Six talented actors nip, stride and march about rhythmically in a show that pulses with physicality. It is a fine theatrical idea to set Jacqueline Wilson’s warm-hearted story of a late 19th-century foundling in a circus. It turns a warmly sentimental novel into a robust celebration of the power of imagination and story telling, as feisty, rebellious, red-haired Hetty (Phoebe Thomas) seeks to come to terms with her losses and problems though glorious flights of fancy.

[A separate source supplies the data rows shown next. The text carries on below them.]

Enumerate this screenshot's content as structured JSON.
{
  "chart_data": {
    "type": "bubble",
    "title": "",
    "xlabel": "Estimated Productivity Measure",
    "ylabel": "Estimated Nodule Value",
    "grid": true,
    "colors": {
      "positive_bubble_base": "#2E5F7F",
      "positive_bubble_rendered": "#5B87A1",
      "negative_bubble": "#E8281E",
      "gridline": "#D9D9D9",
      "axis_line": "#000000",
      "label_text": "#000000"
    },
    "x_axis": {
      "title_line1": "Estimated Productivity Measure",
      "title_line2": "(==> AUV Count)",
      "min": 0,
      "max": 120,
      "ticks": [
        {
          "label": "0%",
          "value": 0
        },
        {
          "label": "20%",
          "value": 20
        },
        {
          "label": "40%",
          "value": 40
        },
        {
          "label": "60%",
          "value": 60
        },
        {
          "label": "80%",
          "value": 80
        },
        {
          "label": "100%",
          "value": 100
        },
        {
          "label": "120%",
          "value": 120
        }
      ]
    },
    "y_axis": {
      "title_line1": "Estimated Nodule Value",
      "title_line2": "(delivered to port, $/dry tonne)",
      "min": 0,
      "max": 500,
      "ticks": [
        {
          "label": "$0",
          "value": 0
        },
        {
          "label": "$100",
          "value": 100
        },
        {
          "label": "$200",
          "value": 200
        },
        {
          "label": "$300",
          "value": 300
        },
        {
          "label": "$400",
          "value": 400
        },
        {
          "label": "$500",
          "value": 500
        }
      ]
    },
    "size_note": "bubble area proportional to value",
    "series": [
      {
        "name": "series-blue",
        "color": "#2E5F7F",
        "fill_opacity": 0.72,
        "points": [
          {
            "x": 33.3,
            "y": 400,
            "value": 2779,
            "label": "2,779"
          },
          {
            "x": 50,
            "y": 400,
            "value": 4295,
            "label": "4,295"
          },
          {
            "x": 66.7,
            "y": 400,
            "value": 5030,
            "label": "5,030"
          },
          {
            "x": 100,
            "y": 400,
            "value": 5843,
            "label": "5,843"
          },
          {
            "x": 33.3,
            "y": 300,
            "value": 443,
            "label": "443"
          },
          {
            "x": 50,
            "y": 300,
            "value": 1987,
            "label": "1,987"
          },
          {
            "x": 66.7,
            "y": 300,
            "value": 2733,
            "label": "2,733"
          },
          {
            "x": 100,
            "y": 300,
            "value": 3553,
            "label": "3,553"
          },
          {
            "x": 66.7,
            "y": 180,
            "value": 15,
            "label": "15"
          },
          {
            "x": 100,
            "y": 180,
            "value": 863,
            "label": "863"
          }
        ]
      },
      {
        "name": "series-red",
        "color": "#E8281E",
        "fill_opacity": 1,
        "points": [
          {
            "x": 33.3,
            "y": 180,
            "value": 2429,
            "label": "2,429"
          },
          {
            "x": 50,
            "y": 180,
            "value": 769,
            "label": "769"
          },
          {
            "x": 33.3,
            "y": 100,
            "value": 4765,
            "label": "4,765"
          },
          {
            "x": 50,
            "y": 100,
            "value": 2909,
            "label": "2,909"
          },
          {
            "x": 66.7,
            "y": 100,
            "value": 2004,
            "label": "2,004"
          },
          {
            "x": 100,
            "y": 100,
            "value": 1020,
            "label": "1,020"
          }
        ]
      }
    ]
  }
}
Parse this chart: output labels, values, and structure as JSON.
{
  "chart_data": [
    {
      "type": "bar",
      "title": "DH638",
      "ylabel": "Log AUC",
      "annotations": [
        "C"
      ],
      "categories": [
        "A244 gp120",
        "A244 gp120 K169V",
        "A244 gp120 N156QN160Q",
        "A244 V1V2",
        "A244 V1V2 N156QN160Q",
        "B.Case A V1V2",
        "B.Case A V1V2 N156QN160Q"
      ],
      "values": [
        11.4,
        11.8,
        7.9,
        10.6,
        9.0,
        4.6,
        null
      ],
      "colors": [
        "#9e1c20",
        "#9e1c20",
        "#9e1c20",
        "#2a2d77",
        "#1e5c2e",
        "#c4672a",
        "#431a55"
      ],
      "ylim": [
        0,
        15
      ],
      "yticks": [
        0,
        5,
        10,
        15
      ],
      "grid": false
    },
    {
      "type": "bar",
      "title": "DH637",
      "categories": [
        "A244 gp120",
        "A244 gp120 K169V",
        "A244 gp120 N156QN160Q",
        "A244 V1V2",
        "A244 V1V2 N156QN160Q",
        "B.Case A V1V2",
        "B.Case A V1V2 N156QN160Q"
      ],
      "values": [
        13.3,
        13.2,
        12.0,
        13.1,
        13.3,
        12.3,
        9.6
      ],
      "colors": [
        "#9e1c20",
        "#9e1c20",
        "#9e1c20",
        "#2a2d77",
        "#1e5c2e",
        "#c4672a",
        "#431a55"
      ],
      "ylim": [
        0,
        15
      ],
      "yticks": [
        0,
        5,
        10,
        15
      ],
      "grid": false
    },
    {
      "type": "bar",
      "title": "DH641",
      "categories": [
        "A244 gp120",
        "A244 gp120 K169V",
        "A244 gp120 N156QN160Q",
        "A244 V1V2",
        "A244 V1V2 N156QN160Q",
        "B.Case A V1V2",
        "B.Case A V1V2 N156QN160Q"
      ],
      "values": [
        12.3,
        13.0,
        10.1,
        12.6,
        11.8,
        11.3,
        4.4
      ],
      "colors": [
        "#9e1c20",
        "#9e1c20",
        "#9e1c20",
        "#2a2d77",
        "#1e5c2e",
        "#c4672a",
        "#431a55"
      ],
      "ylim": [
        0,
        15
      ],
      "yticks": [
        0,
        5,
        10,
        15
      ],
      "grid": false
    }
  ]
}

Matt Costain is outstanding as Gem, the kindly foster brother who doubles as the rigidly cold intolerant matron of the Foundling Hospital stalking about in an aggressively flicked apron. Costain’s fine aerial skills, and those of other cast members, are imaginatively woven into the plot. This is not a realistic show – rather it uses a whole range of entertaining techniques, including choral acting and slow motion to evoke whatever the plot needs – a rhythmic train to Faversham and a child being beaten, for example. And there’s an impressive aerial balletic sequence to suggest a love affair. And all this is expertly underpinned by live music from upstage provided by Seamas H Carey and Luke Potter sometimes working with actor musicians in the cast. Their prologue homage song to Jacqueline Wilson (in the audience at the performance I saw) is a real delight too.
This is a show that has really developed since I first reviewed it eighteen months ago. It is now a mature, thoughtful, well-paced piece of family entertainment.